Joel Spolsky doesn’t like exceptions at all. He considers them like “goto” statements, which everybody “considers harmful”, whereas I think that structured non-local exits do not have the problems cited in the “considered harmful” paper. He objects that “there is no way to see which exceptions might be thrown and from where”. But how are you supposed to program with functions whose contracts you do not know, exceptions or no exceptions? He says “they create too many possible exit points”; but whether you express unusual outcomes with exceptions or with special returned values, there are just the same number of them. He advocates using error codes, even though he admits that it makes programs far bulkier and makes it impossible to nest function calls.
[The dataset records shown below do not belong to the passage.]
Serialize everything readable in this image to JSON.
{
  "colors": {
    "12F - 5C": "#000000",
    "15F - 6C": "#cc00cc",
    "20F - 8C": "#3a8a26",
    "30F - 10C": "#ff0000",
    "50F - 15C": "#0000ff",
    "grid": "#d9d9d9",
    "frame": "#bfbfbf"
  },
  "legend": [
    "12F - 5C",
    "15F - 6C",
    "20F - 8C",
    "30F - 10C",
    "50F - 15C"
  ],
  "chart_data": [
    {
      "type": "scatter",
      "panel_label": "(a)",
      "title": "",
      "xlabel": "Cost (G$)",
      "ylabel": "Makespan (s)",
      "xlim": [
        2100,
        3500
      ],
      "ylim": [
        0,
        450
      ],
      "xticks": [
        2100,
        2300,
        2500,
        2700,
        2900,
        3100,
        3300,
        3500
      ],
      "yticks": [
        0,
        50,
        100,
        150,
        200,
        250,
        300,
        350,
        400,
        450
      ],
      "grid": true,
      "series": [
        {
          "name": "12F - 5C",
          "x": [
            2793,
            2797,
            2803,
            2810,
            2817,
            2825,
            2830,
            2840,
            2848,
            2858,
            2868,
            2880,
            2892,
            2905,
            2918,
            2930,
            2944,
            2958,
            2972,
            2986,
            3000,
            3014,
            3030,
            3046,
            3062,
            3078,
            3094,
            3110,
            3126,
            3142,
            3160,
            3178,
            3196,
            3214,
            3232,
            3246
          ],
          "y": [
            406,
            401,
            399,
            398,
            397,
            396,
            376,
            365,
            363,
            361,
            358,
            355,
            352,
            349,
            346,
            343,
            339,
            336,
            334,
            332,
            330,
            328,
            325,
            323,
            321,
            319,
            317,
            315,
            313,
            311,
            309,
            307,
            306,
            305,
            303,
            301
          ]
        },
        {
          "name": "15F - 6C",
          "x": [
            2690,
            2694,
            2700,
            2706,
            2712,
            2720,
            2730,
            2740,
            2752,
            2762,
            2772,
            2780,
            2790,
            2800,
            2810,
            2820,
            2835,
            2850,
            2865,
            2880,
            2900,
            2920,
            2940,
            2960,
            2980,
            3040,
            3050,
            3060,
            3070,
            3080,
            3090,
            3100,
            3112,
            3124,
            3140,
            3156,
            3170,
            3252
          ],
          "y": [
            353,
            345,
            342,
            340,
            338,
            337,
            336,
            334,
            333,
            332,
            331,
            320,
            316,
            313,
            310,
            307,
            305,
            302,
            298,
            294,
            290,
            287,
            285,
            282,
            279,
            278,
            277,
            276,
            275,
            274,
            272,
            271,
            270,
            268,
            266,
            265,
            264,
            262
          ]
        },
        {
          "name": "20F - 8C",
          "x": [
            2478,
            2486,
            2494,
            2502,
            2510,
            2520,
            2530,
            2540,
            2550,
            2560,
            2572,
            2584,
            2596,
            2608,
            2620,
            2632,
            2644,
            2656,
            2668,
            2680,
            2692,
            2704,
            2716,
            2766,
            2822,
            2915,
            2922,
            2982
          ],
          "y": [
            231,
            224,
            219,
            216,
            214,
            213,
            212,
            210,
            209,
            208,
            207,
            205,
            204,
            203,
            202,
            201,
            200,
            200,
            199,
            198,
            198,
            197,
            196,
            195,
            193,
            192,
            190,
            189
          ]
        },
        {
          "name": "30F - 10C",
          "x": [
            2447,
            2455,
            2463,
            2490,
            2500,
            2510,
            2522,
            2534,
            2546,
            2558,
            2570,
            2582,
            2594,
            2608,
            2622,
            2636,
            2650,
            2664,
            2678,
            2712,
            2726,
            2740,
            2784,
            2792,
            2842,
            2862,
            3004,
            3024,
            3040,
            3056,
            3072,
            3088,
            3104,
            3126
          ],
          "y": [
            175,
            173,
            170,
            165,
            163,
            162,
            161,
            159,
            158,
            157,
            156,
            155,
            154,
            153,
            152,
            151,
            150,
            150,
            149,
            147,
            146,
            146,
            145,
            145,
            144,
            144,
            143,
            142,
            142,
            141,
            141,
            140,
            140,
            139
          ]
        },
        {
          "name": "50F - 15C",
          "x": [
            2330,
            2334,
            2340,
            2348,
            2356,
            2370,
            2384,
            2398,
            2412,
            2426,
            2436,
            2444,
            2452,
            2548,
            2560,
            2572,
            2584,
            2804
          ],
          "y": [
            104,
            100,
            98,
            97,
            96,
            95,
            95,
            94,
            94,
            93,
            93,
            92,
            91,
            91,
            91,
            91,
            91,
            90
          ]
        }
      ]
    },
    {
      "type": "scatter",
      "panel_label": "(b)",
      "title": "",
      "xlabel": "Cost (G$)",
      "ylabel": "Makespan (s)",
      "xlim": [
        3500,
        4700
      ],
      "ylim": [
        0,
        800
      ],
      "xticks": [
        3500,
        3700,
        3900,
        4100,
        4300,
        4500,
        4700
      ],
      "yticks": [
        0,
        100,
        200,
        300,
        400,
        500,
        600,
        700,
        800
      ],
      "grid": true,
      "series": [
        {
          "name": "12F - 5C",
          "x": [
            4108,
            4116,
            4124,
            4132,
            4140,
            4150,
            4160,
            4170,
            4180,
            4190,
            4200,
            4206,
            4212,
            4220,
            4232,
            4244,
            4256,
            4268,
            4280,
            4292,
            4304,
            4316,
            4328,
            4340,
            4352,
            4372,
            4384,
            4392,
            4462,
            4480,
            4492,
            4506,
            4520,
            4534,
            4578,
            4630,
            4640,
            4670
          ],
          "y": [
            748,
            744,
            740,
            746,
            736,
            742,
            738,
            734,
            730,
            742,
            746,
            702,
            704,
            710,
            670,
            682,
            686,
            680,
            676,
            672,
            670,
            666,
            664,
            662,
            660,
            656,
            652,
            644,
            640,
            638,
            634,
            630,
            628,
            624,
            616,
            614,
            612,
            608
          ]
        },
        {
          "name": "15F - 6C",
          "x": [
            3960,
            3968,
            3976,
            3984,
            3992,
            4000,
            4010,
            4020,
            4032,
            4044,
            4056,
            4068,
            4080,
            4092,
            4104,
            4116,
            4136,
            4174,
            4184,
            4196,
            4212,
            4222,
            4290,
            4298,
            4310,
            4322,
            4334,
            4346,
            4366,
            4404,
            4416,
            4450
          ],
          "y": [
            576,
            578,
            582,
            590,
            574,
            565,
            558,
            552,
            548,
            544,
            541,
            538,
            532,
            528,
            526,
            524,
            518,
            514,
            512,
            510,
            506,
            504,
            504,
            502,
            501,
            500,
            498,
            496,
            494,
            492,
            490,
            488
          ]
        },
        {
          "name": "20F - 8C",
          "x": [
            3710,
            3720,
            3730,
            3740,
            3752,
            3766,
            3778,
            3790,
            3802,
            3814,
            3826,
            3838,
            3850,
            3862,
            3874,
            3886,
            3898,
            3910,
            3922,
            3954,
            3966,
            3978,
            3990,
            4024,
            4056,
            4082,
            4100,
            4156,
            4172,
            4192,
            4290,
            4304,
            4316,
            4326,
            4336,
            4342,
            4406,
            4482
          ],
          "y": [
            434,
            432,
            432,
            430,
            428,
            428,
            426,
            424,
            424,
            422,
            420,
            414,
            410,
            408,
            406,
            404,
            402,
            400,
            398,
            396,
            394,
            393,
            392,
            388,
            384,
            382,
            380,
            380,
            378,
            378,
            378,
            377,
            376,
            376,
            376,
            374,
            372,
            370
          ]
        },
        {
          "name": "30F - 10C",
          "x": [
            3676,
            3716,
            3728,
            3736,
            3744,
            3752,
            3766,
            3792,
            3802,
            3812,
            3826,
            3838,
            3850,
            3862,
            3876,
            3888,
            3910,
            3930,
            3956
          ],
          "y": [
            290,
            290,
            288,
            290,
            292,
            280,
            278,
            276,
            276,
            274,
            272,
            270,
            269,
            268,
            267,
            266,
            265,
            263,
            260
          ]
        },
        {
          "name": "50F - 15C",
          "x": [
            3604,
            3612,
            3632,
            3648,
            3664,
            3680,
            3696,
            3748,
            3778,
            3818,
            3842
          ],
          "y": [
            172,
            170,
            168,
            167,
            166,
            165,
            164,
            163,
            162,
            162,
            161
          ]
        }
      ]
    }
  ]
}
Implementation and Portability Considerations
The Common Lisp specification makes tradeoffs between clean contracts and speed. For example, the addition function “+” ideally ought to be defined to signal a condition when either argument is a symbol. But, in order to allow generation of fast code on non-specialized hardware, its contract says that given a symbol, it may either signal, or return some integer value.
Some contracts in Common Lisp are deliberately incomplete in order to allow some implementations to add non-standard extensions.
Many contracts in Common Lisp do not specify particular condition classes to be signaled, but rather erely say that some outcome’s behavior is “a condition is signaled” without specifying a particular condition class nor instance variable values.
Topics For the Future
unwind-protect, unhandled conditions in cleanup handlers, chained conditions, Java exceptions, debugging, handler-bind, handling all condition classes, *break-on-signal*, polymorphism, with-error-context, condition names should say what happened, not where it happened.